Germ Theory as a Marketing Tool
The timing wasn't accidental. By the 1920s, germ theory — the scientific understanding that microscopic organisms caused disease — had become genuinely popular knowledge. The flu pandemic of 1918 had made Americans acutely aware that invisible things could harm them. Hygiene had taken on a moral dimension that went beyond simple cleanliness.
Listerine's advertising drew on this anxiety brilliantly. The product was framed not just as a breath freshener but as a defense against bacterial contamination. Using it was responsible. Not using it was careless, even selfish — a failure to protect the people around you from your own biological threat.
The clinical vocabulary reinforced everything. Halitosis sounded like a diagnosis. It sounded like something a doctor might tell you about.
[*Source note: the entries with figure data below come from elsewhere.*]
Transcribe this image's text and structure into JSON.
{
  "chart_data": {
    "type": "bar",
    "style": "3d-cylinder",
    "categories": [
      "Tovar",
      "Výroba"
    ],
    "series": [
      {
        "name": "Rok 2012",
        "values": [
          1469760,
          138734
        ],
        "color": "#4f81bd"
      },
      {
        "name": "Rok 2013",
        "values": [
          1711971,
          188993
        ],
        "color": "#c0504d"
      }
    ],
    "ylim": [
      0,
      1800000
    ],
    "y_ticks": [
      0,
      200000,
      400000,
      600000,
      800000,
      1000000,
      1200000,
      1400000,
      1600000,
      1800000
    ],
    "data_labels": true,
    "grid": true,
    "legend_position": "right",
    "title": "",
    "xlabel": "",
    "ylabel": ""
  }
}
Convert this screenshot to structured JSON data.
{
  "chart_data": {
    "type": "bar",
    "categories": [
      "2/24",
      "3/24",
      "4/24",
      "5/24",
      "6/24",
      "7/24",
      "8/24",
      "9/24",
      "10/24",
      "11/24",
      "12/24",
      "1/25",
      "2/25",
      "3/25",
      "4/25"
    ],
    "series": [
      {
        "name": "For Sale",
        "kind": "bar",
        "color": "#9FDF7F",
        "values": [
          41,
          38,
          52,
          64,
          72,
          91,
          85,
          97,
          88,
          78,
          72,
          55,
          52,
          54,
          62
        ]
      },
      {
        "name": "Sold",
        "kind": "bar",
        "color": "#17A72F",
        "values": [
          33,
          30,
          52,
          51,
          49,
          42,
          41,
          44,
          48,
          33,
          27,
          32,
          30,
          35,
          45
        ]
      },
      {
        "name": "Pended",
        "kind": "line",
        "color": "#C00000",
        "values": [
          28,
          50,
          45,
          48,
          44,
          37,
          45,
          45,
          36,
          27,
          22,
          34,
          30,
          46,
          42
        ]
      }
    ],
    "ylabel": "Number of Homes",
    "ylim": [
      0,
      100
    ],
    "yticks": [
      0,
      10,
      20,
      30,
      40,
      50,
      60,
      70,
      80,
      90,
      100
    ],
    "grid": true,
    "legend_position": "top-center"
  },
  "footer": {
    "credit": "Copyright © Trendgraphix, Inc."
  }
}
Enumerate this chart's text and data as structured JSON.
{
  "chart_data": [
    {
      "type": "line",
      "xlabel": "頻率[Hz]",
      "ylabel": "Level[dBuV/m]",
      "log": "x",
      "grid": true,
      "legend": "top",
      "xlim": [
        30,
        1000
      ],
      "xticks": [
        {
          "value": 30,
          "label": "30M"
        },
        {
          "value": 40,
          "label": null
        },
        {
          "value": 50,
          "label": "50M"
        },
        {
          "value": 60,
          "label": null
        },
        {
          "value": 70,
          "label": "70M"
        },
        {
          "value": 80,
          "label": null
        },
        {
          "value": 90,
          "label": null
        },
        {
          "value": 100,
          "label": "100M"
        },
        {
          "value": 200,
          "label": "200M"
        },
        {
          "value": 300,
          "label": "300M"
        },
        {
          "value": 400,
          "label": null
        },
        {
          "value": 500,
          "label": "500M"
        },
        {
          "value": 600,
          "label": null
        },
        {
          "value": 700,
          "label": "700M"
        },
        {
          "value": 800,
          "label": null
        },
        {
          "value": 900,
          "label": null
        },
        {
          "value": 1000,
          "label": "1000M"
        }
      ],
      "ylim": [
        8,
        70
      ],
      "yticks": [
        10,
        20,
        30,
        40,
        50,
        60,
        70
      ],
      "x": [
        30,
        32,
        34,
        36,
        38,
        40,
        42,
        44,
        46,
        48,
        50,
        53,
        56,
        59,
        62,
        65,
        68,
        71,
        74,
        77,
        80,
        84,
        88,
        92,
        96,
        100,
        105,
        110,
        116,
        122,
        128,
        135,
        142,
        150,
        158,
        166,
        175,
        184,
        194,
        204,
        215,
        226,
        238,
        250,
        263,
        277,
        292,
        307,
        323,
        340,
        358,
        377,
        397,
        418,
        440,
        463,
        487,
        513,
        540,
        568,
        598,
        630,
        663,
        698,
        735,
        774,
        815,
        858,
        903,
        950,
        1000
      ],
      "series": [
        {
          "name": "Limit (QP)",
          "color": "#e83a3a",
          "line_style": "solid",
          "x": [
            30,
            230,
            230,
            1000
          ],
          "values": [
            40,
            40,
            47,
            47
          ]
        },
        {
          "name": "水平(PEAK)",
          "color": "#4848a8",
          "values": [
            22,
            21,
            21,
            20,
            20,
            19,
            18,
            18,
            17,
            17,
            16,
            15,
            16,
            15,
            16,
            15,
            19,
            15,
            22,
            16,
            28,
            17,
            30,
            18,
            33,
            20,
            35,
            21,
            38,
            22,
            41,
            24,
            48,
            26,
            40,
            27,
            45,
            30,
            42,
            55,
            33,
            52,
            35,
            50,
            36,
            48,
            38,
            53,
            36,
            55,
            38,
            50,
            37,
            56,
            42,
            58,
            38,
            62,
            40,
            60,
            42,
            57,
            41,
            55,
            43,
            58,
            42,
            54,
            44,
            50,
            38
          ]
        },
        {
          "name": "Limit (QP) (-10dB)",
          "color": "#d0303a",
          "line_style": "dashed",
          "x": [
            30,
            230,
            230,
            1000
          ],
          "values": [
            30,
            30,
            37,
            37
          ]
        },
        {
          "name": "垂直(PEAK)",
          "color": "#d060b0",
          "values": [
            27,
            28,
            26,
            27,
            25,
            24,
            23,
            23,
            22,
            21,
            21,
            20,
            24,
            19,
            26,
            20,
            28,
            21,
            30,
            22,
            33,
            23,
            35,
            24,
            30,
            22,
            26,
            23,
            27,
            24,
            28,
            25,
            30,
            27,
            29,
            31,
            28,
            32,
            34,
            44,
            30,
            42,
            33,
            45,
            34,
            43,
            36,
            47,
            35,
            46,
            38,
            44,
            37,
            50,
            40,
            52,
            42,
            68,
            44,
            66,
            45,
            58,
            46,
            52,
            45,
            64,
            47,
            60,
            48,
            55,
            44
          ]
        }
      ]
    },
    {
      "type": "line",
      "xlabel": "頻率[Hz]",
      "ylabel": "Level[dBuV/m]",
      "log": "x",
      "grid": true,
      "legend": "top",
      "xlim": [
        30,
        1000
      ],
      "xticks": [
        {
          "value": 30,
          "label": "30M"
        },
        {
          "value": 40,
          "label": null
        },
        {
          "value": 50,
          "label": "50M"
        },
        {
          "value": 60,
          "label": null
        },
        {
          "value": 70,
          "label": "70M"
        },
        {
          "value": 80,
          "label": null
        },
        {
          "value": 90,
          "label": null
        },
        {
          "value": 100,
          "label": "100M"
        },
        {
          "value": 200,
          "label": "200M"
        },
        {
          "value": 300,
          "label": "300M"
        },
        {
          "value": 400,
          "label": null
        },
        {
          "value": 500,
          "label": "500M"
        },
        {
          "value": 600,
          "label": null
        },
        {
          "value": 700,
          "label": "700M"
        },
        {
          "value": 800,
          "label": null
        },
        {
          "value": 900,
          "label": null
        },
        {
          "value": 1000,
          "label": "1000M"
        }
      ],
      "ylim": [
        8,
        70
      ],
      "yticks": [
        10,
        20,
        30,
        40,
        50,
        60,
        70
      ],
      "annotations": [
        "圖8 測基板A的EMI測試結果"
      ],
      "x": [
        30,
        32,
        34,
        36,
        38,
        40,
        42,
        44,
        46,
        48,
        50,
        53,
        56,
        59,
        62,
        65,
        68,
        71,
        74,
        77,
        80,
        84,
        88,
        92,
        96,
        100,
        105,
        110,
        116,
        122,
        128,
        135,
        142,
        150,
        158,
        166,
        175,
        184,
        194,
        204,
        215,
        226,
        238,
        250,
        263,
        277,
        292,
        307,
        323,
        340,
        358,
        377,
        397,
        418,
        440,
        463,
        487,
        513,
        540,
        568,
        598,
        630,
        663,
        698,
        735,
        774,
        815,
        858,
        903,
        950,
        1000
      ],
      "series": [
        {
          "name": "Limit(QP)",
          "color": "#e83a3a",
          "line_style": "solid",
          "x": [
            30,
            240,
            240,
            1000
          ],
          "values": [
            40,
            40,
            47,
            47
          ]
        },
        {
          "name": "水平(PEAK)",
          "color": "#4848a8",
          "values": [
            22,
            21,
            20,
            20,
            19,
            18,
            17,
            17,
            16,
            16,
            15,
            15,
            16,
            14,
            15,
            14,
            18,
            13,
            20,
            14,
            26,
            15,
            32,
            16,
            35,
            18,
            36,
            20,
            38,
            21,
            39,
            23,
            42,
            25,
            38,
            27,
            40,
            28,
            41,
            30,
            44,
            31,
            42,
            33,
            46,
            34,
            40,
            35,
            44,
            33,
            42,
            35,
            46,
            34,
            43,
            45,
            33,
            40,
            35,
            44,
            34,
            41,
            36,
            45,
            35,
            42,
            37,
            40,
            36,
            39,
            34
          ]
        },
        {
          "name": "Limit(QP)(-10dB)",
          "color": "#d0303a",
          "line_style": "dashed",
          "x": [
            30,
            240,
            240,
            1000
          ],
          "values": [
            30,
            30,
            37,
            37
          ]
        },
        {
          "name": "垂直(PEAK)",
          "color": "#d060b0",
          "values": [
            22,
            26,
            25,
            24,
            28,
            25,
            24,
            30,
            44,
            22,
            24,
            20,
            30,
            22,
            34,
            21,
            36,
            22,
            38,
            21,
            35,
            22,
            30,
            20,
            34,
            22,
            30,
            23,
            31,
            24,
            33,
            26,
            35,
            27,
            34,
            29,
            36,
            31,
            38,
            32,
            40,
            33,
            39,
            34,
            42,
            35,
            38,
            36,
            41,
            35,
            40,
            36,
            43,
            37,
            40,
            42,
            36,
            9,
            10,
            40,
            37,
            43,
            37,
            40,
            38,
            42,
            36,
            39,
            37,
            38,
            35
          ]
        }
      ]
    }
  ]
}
That legitimacy was entirely constructed, but it was extremely effective.
What We Inherited
A century later, the mouthwash market in the United States is worth well over a billion dollars annually. Dozens of brands compete across dozens of formulations. The daily rinse is so embedded in American hygiene culture that most people have never stopped to ask where it came from or whether they actually need it.
Dentists will tell you that mouthwash has genuine uses — it can help with certain gum conditions and bacterial issues — but the idea that ordinary healthy adults require it as a daily ritual to avoid social catastrophe is a marketing construct. The catastrophe was invented first. The solution was already on the shelf.
Edna, perpetually a bridesmaid, was never real. The anxiety she was designed to trigger absolutely was — and it's still selling product today.